Japan’s incoming conservative government said yesterday it would launch a huge spending package worth about US$118 billion aimed at injecting life into the nation’s limp economy.
The Liberal Democratic Party (LDP) led by incoming Japanese prime minister Shinzo Abe will ditch the current overdraft limit so it can pay for the whopping stimulus, reports said, even as ratings agencies have warned Tokyo over its spending.
“We must work out a supplementary budget urgently,” the party’s deputy head Masahiko Komura told reporters in the Japanese capital. “From a macroeconomic viewpoint, some ￥10 trillion [US$118 billion] will probably be needed.”
In his election campaign Abe vowed to boost infrastructure spending and pressure the Bank of Japan to boost its economic offensive with aggressive stimulus. The central bank ends a closely-watched two-day policy meeting today.
Japan’s economy shrank in the July to September quarter and has been sideswiped by a batch of gloomy data, with data yesterday showing last month’s trade deficit widening by nearly 38 percent year-on-year to a record for the month.
Abe’s proposed package would be half financed by a surplus from the last fiscal year and a reserve fund for covering government bond repayments, while the remainder would be paid for with newly issued debt, the Nikkei business daily reported yesterday.
The Nikkei added that the LDP, which swept to victory in national elections at the weekend, may tweak a ￥44 trillion annual spending cap approved by ousted Japanese prime minister Yoshihiko Noda, who resigned as head of the Democratic Party of Japan following Sunday’s defeat.
The cap is aimed at halving the fiscal deficit by 2015 from 2010 levels, as Tokyo struggles to balance growth while reining in its huge public spending.
The country’s total debt stands at more than twice its GDP, the worst in the industrialized world and a debt burden that has seen global agencies downgrade Japan’s credit rating.
Noda pushed through a plan to double Japan’s sales tax to 10 percent by 2015 to raise revenue, which the LDP has said it will review based on the state of the economy.
Last month Tokyo approved ￥880 billion in spending, following about ￥420 billion in emergency spending in October.
Lawmakers also passed a crucial deficit-financing bond bill last month that will allow Tokyo to pay for a huge chunk of this year’s public spending, avoiding the country’s own fiscal cliff.

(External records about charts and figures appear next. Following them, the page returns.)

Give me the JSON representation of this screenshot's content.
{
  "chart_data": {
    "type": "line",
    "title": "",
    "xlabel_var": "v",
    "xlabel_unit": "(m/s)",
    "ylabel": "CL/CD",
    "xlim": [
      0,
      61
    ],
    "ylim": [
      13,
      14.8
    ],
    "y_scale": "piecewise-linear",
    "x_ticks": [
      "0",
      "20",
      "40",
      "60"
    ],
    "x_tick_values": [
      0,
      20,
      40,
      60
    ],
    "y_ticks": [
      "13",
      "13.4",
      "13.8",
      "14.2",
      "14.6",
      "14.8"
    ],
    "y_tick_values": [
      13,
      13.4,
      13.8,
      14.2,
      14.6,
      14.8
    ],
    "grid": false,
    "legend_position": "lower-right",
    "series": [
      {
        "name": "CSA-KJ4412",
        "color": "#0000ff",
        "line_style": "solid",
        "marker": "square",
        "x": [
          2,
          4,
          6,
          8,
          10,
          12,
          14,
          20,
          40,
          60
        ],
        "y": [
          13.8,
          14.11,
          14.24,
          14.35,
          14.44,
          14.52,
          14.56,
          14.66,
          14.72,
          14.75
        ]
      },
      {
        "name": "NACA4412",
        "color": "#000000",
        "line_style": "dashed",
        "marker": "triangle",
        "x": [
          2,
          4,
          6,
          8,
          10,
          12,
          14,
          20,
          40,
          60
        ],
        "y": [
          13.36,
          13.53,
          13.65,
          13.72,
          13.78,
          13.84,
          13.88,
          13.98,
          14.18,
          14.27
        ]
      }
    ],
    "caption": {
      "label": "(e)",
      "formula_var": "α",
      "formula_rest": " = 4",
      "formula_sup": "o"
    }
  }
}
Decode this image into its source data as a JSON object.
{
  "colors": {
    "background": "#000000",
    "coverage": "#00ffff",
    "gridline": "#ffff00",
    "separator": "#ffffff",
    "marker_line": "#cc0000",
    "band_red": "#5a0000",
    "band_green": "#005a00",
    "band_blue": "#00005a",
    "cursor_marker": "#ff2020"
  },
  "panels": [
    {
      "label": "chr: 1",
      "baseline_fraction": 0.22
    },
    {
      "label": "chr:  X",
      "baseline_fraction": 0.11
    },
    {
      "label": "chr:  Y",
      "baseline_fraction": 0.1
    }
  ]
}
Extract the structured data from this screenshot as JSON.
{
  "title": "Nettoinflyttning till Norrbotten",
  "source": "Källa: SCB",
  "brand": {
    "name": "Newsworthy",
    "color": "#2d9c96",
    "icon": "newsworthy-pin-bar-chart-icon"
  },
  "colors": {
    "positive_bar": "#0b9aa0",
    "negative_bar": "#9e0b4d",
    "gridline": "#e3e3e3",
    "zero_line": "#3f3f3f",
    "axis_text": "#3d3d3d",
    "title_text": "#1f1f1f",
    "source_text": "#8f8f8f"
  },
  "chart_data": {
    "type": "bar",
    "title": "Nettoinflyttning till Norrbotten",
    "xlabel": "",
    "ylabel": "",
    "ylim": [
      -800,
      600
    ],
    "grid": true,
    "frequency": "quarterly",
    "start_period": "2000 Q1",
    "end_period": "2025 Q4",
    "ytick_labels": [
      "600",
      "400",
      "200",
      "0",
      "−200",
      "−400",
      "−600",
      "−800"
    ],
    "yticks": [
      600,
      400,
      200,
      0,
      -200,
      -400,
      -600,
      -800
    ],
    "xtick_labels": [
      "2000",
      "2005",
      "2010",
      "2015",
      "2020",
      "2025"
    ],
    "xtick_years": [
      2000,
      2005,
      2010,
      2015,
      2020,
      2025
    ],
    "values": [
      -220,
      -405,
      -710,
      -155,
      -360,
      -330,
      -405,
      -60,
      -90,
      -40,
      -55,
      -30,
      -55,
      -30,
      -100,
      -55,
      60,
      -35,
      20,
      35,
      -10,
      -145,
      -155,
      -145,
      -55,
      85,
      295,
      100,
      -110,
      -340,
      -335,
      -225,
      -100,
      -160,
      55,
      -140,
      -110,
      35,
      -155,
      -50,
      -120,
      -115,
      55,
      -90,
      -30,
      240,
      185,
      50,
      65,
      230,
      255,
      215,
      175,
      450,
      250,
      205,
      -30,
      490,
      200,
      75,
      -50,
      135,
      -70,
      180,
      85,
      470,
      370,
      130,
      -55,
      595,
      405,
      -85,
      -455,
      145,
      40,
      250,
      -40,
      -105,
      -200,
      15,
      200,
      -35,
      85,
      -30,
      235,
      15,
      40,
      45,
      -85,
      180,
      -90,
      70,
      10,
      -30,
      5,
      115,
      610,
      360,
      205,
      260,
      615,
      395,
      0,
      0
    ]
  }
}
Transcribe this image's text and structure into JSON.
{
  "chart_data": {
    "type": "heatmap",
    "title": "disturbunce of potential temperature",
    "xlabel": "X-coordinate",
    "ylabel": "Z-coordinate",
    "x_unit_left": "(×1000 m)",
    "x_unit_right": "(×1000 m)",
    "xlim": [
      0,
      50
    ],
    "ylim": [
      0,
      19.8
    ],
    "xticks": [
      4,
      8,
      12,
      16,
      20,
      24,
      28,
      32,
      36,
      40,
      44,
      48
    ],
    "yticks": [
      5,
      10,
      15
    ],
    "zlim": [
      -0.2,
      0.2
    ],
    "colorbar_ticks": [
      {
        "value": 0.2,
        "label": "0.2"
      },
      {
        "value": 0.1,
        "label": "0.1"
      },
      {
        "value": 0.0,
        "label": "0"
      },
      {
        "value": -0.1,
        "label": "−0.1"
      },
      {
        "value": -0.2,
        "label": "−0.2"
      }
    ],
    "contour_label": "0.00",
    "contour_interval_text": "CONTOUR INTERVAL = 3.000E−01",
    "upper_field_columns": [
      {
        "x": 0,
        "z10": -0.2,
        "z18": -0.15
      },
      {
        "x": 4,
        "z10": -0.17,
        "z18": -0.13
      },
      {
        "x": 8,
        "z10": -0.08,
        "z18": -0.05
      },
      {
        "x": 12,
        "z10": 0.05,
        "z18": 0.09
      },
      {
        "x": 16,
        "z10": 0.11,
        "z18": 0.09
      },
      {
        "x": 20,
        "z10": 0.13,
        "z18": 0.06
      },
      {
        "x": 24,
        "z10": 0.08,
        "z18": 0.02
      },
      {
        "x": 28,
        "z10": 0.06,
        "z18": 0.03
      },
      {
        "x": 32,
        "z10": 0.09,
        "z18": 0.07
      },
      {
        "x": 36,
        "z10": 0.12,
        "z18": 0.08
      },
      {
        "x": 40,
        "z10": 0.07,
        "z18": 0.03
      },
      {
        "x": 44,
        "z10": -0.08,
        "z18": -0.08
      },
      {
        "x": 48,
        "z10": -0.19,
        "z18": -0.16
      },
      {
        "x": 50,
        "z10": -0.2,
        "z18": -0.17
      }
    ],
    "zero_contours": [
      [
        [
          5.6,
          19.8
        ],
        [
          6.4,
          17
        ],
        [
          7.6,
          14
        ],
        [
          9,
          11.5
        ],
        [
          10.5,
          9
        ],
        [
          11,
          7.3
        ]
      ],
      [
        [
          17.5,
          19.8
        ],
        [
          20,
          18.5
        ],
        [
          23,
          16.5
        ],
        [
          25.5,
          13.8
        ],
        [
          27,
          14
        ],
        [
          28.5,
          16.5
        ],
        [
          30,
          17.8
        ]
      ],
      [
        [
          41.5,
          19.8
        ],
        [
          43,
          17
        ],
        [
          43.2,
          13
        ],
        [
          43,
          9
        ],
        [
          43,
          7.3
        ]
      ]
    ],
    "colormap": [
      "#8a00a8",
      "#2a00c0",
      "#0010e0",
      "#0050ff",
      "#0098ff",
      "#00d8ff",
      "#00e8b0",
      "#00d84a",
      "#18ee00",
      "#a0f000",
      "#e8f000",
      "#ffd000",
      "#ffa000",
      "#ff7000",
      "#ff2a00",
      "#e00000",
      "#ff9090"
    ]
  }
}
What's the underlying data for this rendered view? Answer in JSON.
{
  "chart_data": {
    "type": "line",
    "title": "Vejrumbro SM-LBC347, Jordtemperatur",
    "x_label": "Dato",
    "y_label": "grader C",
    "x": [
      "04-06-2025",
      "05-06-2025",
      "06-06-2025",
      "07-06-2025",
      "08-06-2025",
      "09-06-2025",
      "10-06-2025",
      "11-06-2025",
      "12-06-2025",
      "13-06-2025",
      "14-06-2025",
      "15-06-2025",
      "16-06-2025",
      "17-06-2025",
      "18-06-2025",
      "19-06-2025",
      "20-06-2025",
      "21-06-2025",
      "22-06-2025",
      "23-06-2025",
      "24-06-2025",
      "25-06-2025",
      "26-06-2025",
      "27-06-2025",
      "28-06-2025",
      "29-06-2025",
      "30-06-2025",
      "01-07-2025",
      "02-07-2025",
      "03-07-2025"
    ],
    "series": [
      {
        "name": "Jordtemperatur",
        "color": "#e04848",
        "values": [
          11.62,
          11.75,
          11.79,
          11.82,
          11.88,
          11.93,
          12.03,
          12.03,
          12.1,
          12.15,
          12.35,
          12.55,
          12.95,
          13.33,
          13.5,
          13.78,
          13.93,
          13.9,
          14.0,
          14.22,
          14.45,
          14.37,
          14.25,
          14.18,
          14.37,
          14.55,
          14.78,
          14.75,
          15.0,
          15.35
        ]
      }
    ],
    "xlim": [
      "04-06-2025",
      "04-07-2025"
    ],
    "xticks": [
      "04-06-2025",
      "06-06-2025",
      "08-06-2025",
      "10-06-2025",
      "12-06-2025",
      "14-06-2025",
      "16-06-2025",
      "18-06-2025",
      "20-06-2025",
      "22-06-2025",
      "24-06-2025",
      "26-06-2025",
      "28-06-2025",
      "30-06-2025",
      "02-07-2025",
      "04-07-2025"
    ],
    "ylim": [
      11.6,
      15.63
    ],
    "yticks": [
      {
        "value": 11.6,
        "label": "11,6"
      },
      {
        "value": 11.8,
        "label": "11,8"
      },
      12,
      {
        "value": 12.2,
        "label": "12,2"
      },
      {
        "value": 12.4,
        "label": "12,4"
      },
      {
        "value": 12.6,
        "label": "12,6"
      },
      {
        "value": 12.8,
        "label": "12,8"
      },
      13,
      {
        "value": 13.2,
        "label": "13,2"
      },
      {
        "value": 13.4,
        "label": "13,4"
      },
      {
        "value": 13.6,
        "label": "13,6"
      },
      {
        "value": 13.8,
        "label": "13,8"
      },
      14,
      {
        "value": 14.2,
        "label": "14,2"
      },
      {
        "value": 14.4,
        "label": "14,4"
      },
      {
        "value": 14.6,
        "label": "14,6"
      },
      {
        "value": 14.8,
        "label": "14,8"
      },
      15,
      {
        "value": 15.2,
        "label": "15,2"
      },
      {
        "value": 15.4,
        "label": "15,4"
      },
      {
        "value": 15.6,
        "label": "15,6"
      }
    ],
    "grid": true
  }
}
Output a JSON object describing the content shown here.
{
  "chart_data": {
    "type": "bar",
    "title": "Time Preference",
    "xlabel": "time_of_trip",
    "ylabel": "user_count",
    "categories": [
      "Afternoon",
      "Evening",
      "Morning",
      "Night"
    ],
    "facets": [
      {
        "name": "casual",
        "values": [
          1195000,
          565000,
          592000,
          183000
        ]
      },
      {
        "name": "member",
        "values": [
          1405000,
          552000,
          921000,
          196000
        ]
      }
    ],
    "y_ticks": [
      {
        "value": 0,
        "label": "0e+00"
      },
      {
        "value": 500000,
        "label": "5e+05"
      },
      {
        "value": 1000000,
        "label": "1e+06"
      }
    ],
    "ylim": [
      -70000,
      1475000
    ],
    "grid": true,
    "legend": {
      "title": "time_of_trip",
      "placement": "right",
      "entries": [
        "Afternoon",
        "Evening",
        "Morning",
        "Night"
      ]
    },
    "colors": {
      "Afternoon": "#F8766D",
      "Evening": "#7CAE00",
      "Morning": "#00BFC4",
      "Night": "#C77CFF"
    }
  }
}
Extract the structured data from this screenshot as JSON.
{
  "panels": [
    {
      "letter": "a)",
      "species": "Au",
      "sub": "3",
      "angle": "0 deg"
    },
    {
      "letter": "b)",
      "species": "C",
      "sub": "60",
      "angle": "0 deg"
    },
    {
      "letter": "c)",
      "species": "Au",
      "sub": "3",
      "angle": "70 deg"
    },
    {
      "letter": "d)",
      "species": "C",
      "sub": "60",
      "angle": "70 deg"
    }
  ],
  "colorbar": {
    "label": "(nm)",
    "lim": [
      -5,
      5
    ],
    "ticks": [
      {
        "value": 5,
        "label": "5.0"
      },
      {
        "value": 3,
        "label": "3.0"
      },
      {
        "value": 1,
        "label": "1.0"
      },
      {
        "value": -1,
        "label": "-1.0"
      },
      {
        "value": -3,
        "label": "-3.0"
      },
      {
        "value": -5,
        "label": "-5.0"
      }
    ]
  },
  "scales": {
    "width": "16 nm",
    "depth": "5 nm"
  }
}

The bonds were crucial to raising funds to pay for about 40 percent of government spending in the year to March.
Japan’s rapidly aging society means an increasing number of pensioners need to be supported by a dwindling workforce and a shrinking tax base.
However, most of Tokyo’s debt is held domestically, which means Japan largely avoids the kind of outside criticism that has been leveled at Greece and other European nations hammered by fiscal turmoil.